I think most neurotypical people would consider working as a cashier to be a job that is not particularly hard to learn (although they certainly wouldn’t be great at it straight away), but difficult in terms of stress and obnoxious customers and managers.

Am I right in saying neurotypical people tend to have less empathy? Sometimes they may underestimate the difficulty in learning the job, even if they had to learn the job not too long ago. They can have a curious “amnesia” about the difficulties they had.

I had a few retail jobs. I was decent enough at unpacking boxes, stocking shelves and that kind of thing. I got on well with the more laid back customers. Being a cashier though? I was probably in the top ten worst cashiers in human history.

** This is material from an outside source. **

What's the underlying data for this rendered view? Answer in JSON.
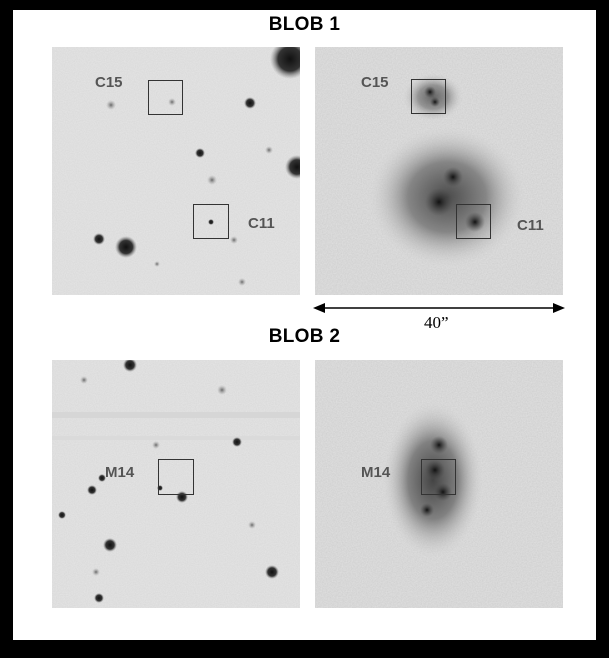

One suggestion would be to ask yourself, can you live with it if the girl training you thinks you’re not very smart, for now (I don’t think you’re not smart, I’m just asking can you live with the possibility of one person thinking of you that way. I’m also not saying that she thinks of you that way either)? Maybe you could keep pen and paper handy when she’s giving you instructions, ask her to slow down and things like that.

Also when you’re not working, you could spend a little time thinking about what you recently learned on the job, and also write it down if you can.

It’s curious that training tends to be so bad in these retail jobs.. And that the managers are often so rubbish (okay, I know it’s because they have managers above them breathing down their necks or whatever)..

Anyway, I’m sure you can be a good cashier, you may just need to learn things your own way. As an ADHDer, you probably have more creativity than most. You can probably come up with good ideas to help you. I see there are videos about working as a cashier on YouTube, but I haven’t watched them so I can’t vouch for their quality.